The Greenland Ice Sheet is the second largest body of ice in the world, covering roughly 80 percent of the island. As the melt season begins, surface meltwater reaches the bed underneath the glacier via conduits on the interior of the ice sheet. This process is often accompanied by the formation and sometimes sudden drainage of supraglacial lakes, bodies of water that form on top of glaciers.
While most supraglacial lakes drain relatively slowly, over many days or months, roughly 13 percent of lakes drain in less than one day, sometimes in a matter of hours. This less common type of lake drainage occurs when a crack forms at the base of the ice sheet and propagates to the surface, resulting in a crack that runs the entire depth of the glacier. These cracks are then opened through hydro-fractures that form directly beneath the lake basin and typically close up after the water has drained, though they can stay open for the melt season if there is continued stream flow.

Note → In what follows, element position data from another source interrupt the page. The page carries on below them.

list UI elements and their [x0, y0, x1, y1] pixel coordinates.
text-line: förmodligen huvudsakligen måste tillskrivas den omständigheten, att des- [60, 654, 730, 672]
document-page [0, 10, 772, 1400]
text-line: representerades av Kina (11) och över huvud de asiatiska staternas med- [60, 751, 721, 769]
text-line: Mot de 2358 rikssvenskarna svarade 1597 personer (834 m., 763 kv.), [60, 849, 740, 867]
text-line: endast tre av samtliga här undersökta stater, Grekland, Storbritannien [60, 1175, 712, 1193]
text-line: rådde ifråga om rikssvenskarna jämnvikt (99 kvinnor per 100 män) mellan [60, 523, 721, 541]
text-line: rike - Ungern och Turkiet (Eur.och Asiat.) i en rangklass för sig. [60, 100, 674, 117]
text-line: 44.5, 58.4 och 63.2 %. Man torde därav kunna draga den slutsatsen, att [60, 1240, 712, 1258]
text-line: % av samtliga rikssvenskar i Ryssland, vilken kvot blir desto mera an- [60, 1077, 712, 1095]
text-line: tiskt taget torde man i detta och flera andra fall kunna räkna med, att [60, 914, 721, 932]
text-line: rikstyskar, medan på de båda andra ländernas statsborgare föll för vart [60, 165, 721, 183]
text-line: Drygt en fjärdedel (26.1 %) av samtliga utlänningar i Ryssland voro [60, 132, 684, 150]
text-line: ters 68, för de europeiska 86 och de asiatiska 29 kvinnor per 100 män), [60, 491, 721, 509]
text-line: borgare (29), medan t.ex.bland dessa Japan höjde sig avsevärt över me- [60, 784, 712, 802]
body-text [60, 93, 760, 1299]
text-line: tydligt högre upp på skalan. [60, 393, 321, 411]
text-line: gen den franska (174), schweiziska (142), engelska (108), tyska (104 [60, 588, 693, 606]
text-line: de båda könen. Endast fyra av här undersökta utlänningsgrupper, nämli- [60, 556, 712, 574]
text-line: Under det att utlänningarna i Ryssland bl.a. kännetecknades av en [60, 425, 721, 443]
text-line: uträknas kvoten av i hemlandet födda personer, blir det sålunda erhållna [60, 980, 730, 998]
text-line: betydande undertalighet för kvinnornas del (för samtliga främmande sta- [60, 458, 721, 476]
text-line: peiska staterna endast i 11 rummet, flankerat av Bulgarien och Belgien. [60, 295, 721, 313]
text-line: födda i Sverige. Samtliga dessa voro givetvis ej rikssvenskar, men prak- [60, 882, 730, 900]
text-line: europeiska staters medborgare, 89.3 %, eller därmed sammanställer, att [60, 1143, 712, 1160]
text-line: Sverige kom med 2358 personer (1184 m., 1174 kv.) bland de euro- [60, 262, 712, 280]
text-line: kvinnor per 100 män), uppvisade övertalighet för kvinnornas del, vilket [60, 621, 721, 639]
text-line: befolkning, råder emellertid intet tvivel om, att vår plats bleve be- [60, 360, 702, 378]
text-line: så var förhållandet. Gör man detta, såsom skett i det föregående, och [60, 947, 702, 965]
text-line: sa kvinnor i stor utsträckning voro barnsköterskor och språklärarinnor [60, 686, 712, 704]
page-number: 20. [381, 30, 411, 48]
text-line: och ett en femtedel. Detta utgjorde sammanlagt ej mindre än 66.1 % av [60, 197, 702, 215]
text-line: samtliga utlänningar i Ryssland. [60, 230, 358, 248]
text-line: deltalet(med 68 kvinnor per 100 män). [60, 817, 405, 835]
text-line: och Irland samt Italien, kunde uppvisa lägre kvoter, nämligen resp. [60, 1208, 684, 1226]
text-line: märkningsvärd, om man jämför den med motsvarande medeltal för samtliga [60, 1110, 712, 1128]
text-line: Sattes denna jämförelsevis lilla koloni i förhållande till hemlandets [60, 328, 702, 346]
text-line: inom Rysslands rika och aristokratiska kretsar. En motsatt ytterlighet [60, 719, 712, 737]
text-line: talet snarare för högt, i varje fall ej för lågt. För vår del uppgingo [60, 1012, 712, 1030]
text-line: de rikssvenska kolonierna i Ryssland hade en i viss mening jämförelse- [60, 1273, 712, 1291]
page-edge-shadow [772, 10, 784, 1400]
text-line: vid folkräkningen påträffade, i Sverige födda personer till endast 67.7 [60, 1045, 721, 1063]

Currently, scientists do not know what triggers the formation of kilometer length hydro-fractures, though they can only form when the supraglacial lake contains sufficient water volume to continuously fill the fracture as it is propagating from the surface to the bed. However, many lakes that contain the same volumes of water do not exhibit draining, even over multiple summers.
One area that researchers are studying is called North Lake, a supraglacial lake located south of the Jakobshavn-Isbræ catchment. Previous studies have been limited by insufficiently dense observations of motion at the surface of the ice, which are required to constrain the mechanism and location of hydro-fracture initiation. In order to address these limitations, a team examined data from a spatially dense array of 16 GPS stations positioned around North Lake between 2011 and 2013. This array was able to capture the dynamic response of the ice sheet during rapid lake drainage events, which enabled the team to infer information about the hydro-fracture geometry and spatial distribution of the meltwater at the ice-sheet bed before, during, and after drainage.
The GPS data indicates that there is a period of ice motion that occurs when there is a sufficient volume of water reaching the bed. This occurs only hours before each year’s local hydro-fracture initiation and rapid lake drainage. The scientists selected three time points for each drainage, designating them the start of the precursor, hydro-fracture initiation, and the maximum hydro-fracture opening.